I also steamed some marsh woundwort tubers. Dug up (remember you need the landowners permission to dig roots and tubers in the U.K.), washed well in running water, and steamed for 5 to 10 minutes. Serve while they still have a little crunch to them with melted butter, salt and pepper. Delicious!
Wild Winter Green Salad
Not all plants die back. Some take advantage of the general die-back to have their turn in the winter sun. For this meal I picked pink purslane leaves from the edge of a beech wood and some wood sorrel too; hairy bittercress that covered the earth when once vegetables grew; common sorrel leaves sprouting in large clumps around the roots of dying grasses and docks; dandelion leaves from the roots gathered; a little sweet cicely from some late shoots and some golden saxifrage tops growing nearby; some wild watercress tops from a bank well above water-level and some early or late - depending on how you look at it - hedge garlic leaves that were growing in a sheltered spot. Strong tastes and a little bitter and peppery, so good for your digestion. All that was needed was a light lemon-mustard and oil dressing.

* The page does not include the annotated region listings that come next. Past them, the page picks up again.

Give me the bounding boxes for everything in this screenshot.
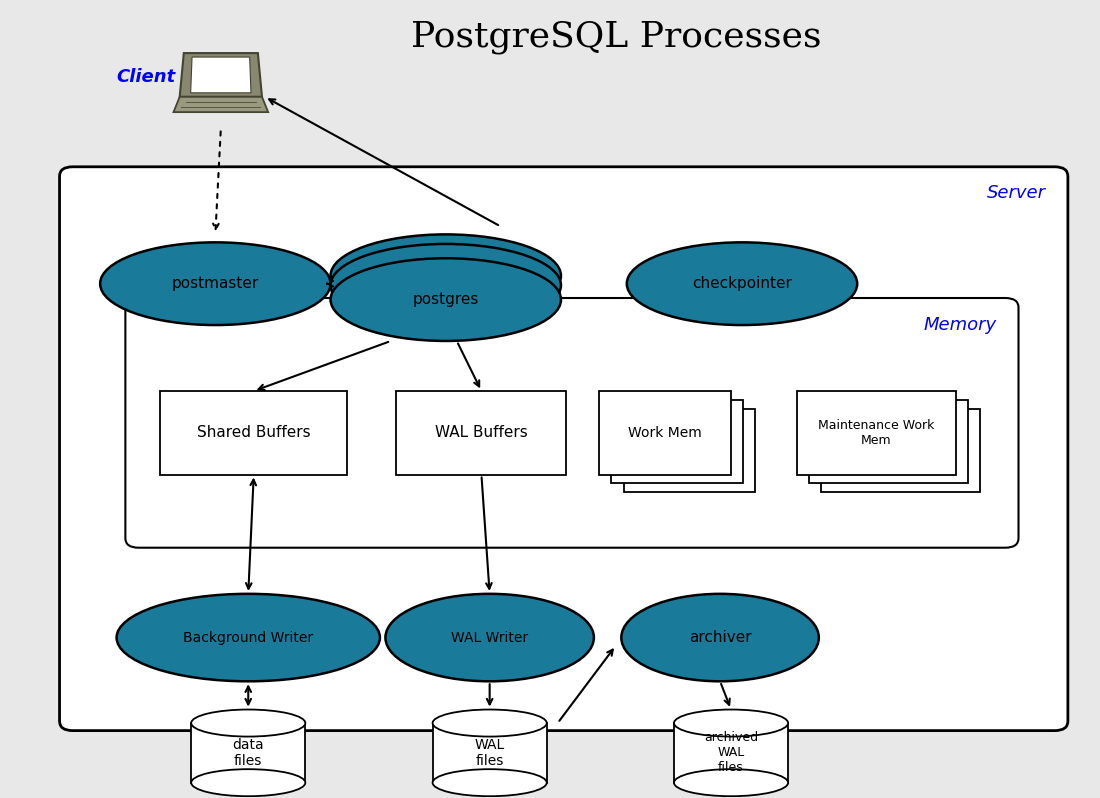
Text: Background Writer: Background Writer (184, 630, 314, 645)
Text: WAL
files: WAL files (474, 738, 505, 768)
Text: postmaster: postmaster (172, 276, 258, 291)
Ellipse shape (627, 243, 857, 325)
Polygon shape (179, 53, 262, 97)
Ellipse shape (191, 709, 306, 737)
FancyBboxPatch shape (821, 409, 980, 492)
Text: WAL Writer: WAL Writer (451, 630, 528, 645)
Polygon shape (190, 57, 251, 93)
Text: postgres: postgres (412, 292, 478, 307)
FancyBboxPatch shape (125, 298, 1019, 547)
Ellipse shape (331, 259, 561, 341)
Ellipse shape (100, 243, 331, 325)
Ellipse shape (191, 769, 306, 796)
Polygon shape (432, 723, 547, 783)
Text: Work Mem: Work Mem (628, 426, 702, 440)
Ellipse shape (621, 594, 818, 681)
Text: archiver: archiver (689, 630, 751, 645)
FancyBboxPatch shape (161, 391, 346, 475)
Polygon shape (674, 723, 788, 783)
Ellipse shape (674, 709, 788, 737)
FancyBboxPatch shape (396, 391, 566, 475)
Text: data
files: data files (232, 738, 264, 768)
Text: Client: Client (117, 68, 176, 86)
FancyBboxPatch shape (808, 400, 968, 484)
Ellipse shape (385, 594, 594, 681)
FancyBboxPatch shape (612, 400, 744, 484)
Polygon shape (191, 723, 306, 783)
Text: Server: Server (987, 184, 1046, 202)
Ellipse shape (432, 709, 547, 737)
FancyBboxPatch shape (624, 409, 756, 492)
Text: archived
WAL
files: archived WAL files (704, 732, 758, 774)
FancyBboxPatch shape (59, 167, 1068, 731)
Polygon shape (174, 97, 268, 113)
Ellipse shape (331, 235, 561, 317)
Text: Maintenance Work
Mem: Maintenance Work Mem (818, 419, 935, 447)
FancyBboxPatch shape (600, 391, 732, 475)
Text: PostgreSQL Processes: PostgreSQL Processes (410, 20, 821, 54)
Text: checkpointer: checkpointer (692, 276, 792, 291)
Text: Shared Buffers: Shared Buffers (197, 425, 310, 440)
Text: WAL Buffers: WAL Buffers (434, 425, 528, 440)
Ellipse shape (331, 244, 561, 326)
Ellipse shape (117, 594, 380, 681)
Ellipse shape (432, 769, 547, 796)
Ellipse shape (674, 769, 788, 796)
FancyBboxPatch shape (796, 391, 956, 475)
Text: Memory: Memory (923, 315, 997, 334)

I expect to be able to eat little salads throughout the winter if I look hard enough.
Wood Blewits with Sage
Wood blewit mushrooms are in season now and abundant. They pair wonderfully with sage. Add some finely sliced red cabbage if you’d like some crunch too. Fry them all together with some onion and oil, adding the cabbage once there is some liquid released into the pan, and cook until tender.
Caramelised Crab Apples with Ground Ivy Ice Cream
These are abundant and just ripening at the moment. I used the bright yellow ones which are all still firmly holding onto the trees despite the storm, even though most of the feral apples have fallen and are now slowly turning into wine in my workroom. Rub the black end off but leave the stalks on as it helps to eat them by picking up the stalk.
I noticed that Gill Meller also has a recipe for caramelised crab apples. All three of his beautiful books are worth having: ‘Time’, ‘Gather’ and ‘Root Stem Leaf Flower‘ - suggestions for your Christmas list! Make a light syrup up with water, brown sugar (I love coconut sugar) and a little butter in a deep frying pan, then add your crabapples - just one deep - and cook for around 8 minutes until soft and sweet. Don’t have the temperature up too high or you’ll have burnt caramel! Sprinkle with a tiny amount of flaked smoked sea salt and serve with ice cream. For this meal I make our house favourite Ground Ivy Ice Cream by making a ground ivy syrup. Cooling it to prevent it splitting the cream, then drizzling it into whipped egg yolk and folding in whipped cream. This needs little churning which encourages this wild rennet to split. But well worth the extra effort and ground ivy is still flourishing. Top each scoop with some nettle seed honeycomb and candied hazelnuts.
To finish we had Beech Leaf and Watermint Tea. I still had some browned crisp beech leaves left this year that I had picked off a hedge in January and some watermint tops that were dried in the dehydrator just last week. Tea-tasty!
So do carry on getting outside in the winter as there are still foraging treats to be found. Experiment by adding a little foraged something every day!